16:21 / longing to eat: This phrase is identical to the lost son’s wish to fill himself with the bean pods that the swine ate (15:16).
16:22 / Although the rich man is honored by burial (and with his burial ends his honor), the beggar is apparently not buried and honored (by people), but the angels carried him to Paradise.
Abraham’s side: Lit. “Abraham’s bosom,” that is, the place of intimacy with Abraham, the father of the Jewish people. Such a place was considered the place of greatest honor and security (see Fitzmyer’s references, p. 1132).
16:23 / hell: Lit. “Hades”; see note on 10:15 above.
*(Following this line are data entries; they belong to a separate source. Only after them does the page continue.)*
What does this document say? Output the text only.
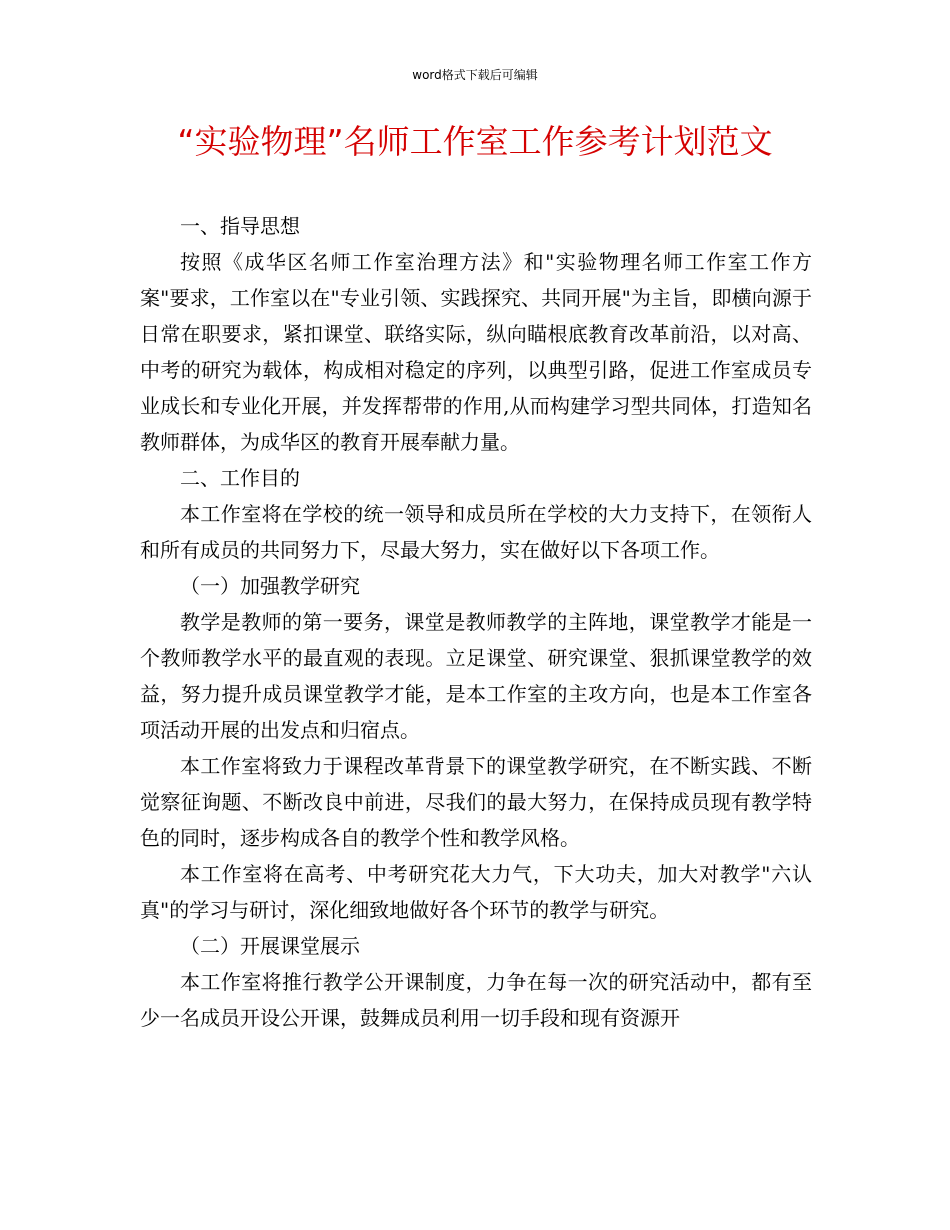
word格式下载后可编辑
“实验物理”名师工作室工作参考计划范文

一、指导思想

按照《成华区名师工作室治理方法》和"实验物理名师工作室工作方案"要求，工作室以在"专业引领、实践探究、共同开展"为主旨，即横向源于日常在职要求，紧扣课堂、联络实际，纵向瞄根底教育改革前沿，以对高、中考的研究为载体，构成相对稳定的序列，以典型引路，促进工作室成员专业成长和专业化开展，并发挥帮带的作用,从而构建学习型共同体，打造知名教师群体，为成华区的教育开展奉献力量。

二、工作目的

本工作室将在学校的统一领导和成员所在学校的大力支持下，在领衔人和所有成员的共同努力下，尽最大努力，实在做好以下各项工作。

（一）加强教学研究

教学是教师的第一要务，课堂是教师教学的主阵地，课堂教学才能是一个教师教学水平的最直观的表现。立足课堂、研究课堂、狠抓课堂教学的效益，努力提升成员课堂教学才能，是本工作室的主攻方向，也是本工作室各项活动开展的出发点和归宿点。

本工作室将致力于课程改革背景下的课堂教学研究，在不断实践、不断觉察征询题、不断改良中前进，尽我们的最大努力，在保持成员现有教学特色的同时，逐步构成各自的教学个性和教学风格。

本工作室将在高考、中考研究花大力气，下大功夫，加大对教学"六认真"的学习与研讨，深化细致地做好各个环节的教学与研究。

（二）开展课堂展示

本工作室将推行教学公开课制度，力争在每一次的研究活动中，都有至少一名成员开设公开课，鼓舞成员利用一切手段和现有资源开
16:24 / By calling Abraham Father Abraham (similarly, see vv. 27, 30), the rich man is appealing to his kinship with the father of his race. Such physical kinship, however, especially in Lucan theology (see 3:8), means nothing. According to Jewish legends, Abraham will sit at the entrance to hell to make sure that no circumcised Israelite is cast in (cf. Genesis Rabbah 48.8). However, even for those Israelites who are sentenced to spend some time in hell, Abraham has the authority to take them out and receive them into heaven (b. Erubin 19a). It is probably against the background of traditions like these that the rich man believed that Abraham could give him comfort.
dip the tip of his finger in water: Whereas Paradise has an abundance of water, hell is dry and hot: “… so the thirst and torment which are prepared await them” (2 Esdras 8:59).
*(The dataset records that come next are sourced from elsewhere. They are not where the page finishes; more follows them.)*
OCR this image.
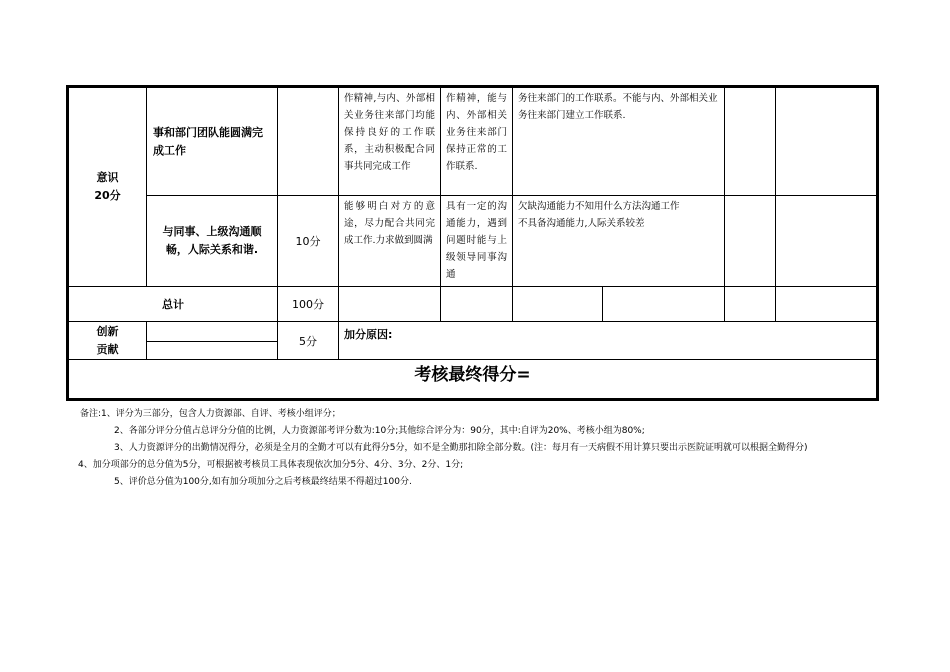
意识
20分	事和部门团队能圆满完成工作		作精神,与内、外部相关业务往来部门均能保持良好的工作联系，主动积极配合同事共同完成工作	作精神，能与内、外部相关业务往来部门保持正常的工作联系.	务往来部门的工作联系。不能与内、外部相关业务往来部门建立工作联系.			
	与同事、上级沟通顺畅，人际关系和谐.	10分	能够明白对方的意途，尽力配合共同完成工作.力求做到圆满	具有一定的沟通能力，遇到问题时能与上级领导同事沟通	欠缺沟通能力不知用什么方法沟通工作
不具备沟通能力,人际关系较差			

总计		100分						

创新
贡献		5分	加分原因:					

考核最终得分=								
备注:1、评分为三部分，包含人力资源部、自评、考核小组评分；
2、各部分评分分值占总评分分值的比例，人力资源部考评分数为:10分;其他综合评分为：90分，其中:自评为20%、考核小组为80%;
3、人力资源评分的出勤情况得分，必须是全月的全勤才可以有此得分5分，如不是全勤那扣除全部分数。(注：每月有一天病假不用计算只要出示医院证明就可以根据全勤得分)
4、加分项部分的总分值为5分，可根据被考核员工具体表现依次加分5分、4分、3分、2分、1分;
5、评价总分值为100分,如有加分项加分之后考核最终结果不得超过100分.
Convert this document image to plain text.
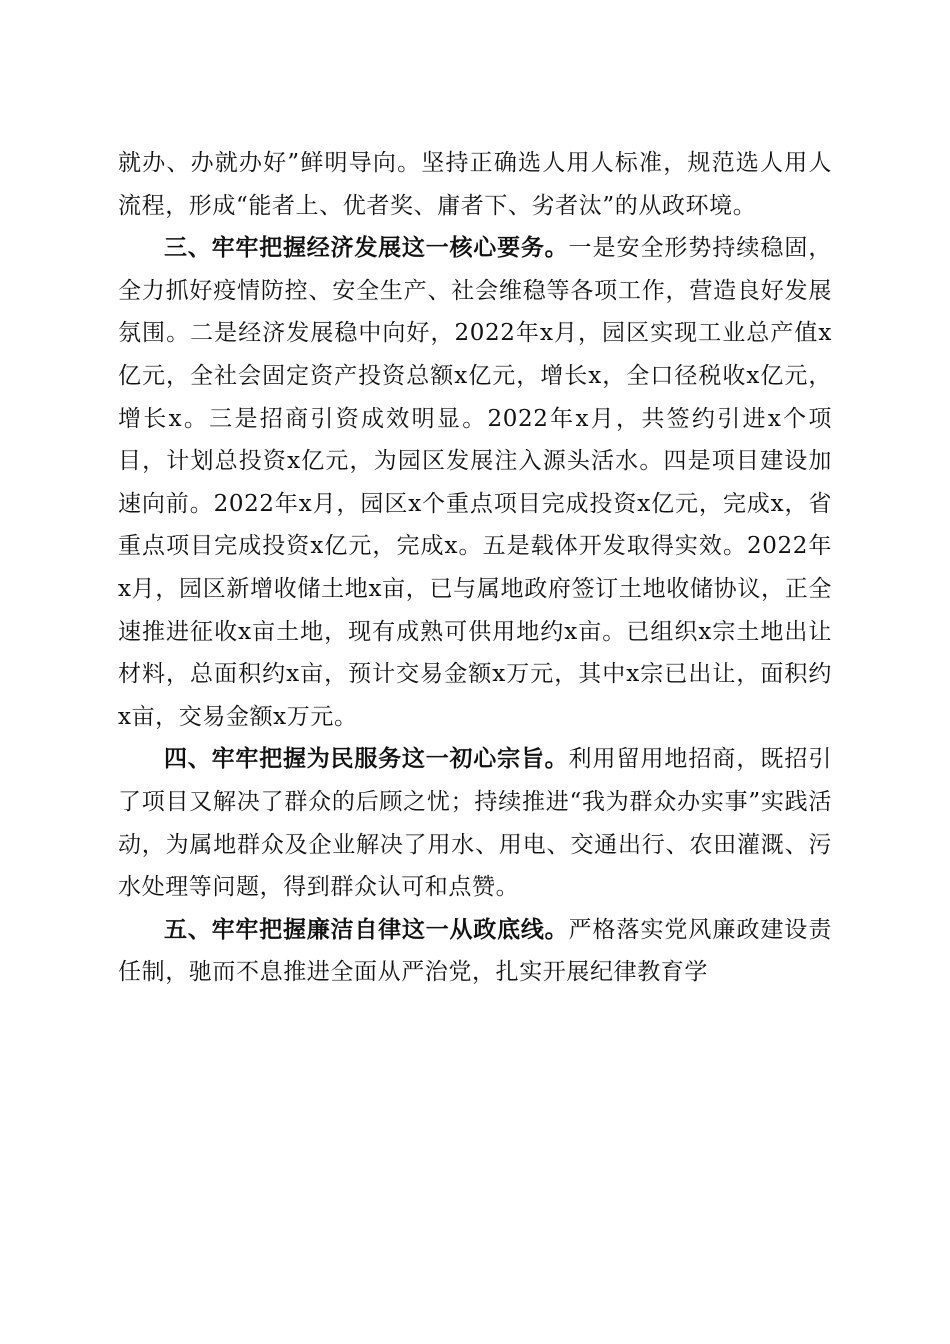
就办、办就办好”鲜明导向。坚持正确选人用人标准，规范选人用人流程，形成“能者上、优者奖、庸者下、劣者汰”的从政环境。

三、牢牢把握经济发展这一核心要务。一是安全形势持续稳固，全力抓好疫情防控、安全生产、社会维稳等各项工作，营造良好发展氛围。二是经济发展稳中向好，2022年x月，园区实现工业总产值x亿元，全社会固定资产投资总额x亿元，增长x，全口径税收x亿元，增长x。三是招商引资成效明显。2022年x月，共签约引进x个项目，计划总投资x亿元，为园区发展注入源头活水。四是项目建设加速向前。2022年x月，园区x个重点项目完成投资x亿元，完成x，省重点项目完成投资x亿元，完成x。五是载体开发取得实效。2022年x月，园区新增收储土地x亩，已与属地政府签订土地收储协议，正全速推进征收x亩土地，现有成熟可供用地约x亩。已组织x宗土地出让材料，总面积约x亩，预计交易金额x万元，其中x宗已出让，面积约x亩，交易金额x万元。

四、牢牢把握为民服务这一初心宗旨。利用留用地招商，既招引了项目又解决了群众的后顾之忧；持续推进“我为群众办实事”实践活动，为属地群众及企业解决了用水、用电、交通出行、农田灌溉、污水处理等问题，得到群众认可和点赞。

五、牢牢把握廉洁自律这一从政底线。严格落实党风廉政建设责任制，驰而不息推进全面从严治党，扎实开展纪律教育学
fire: The idea of fire in Hades probably goes back to Isa. 66:24 (see note on 10:15 above), which is quoted in Mark 9:48 (see also Rev. 20:14–15). The anguish now experienced by the rich man is similar to (but more severe than) the burning pain the poor man had experienced because of his ulcerous condition.
16:26 / great chasm: This chasm is “an unbridgeable gulf between the locale of bliss and that of torment” (Fitzmyer, p. 1133).
16:27 / Recall that the dead Samuel was raised up to warn King Saul (1 Sam. 28:11–19).
16:28 / Let him warn them: Lit., “Let him witness to them.” This is the same word that is used in Acts 2:40: “With many other words he warned them [or witnessed to them], ‘Save yourselves from this corrupt generation.’ ”
16:29 / Moses and the Prophets: The resurrected Jesus will later tell his disciples that “Moses and all the Prophets” spoke of him (Luke 24:27, 44).
16:31 / they will not be convinced: For the evangelist Luke this word implied conversion and salvation, as seen in Acts 17:4: “Some of the Jews were persuaded [or convinced] and joined Paul”; and in Acts 28:24: “Some were convinced by what he said.”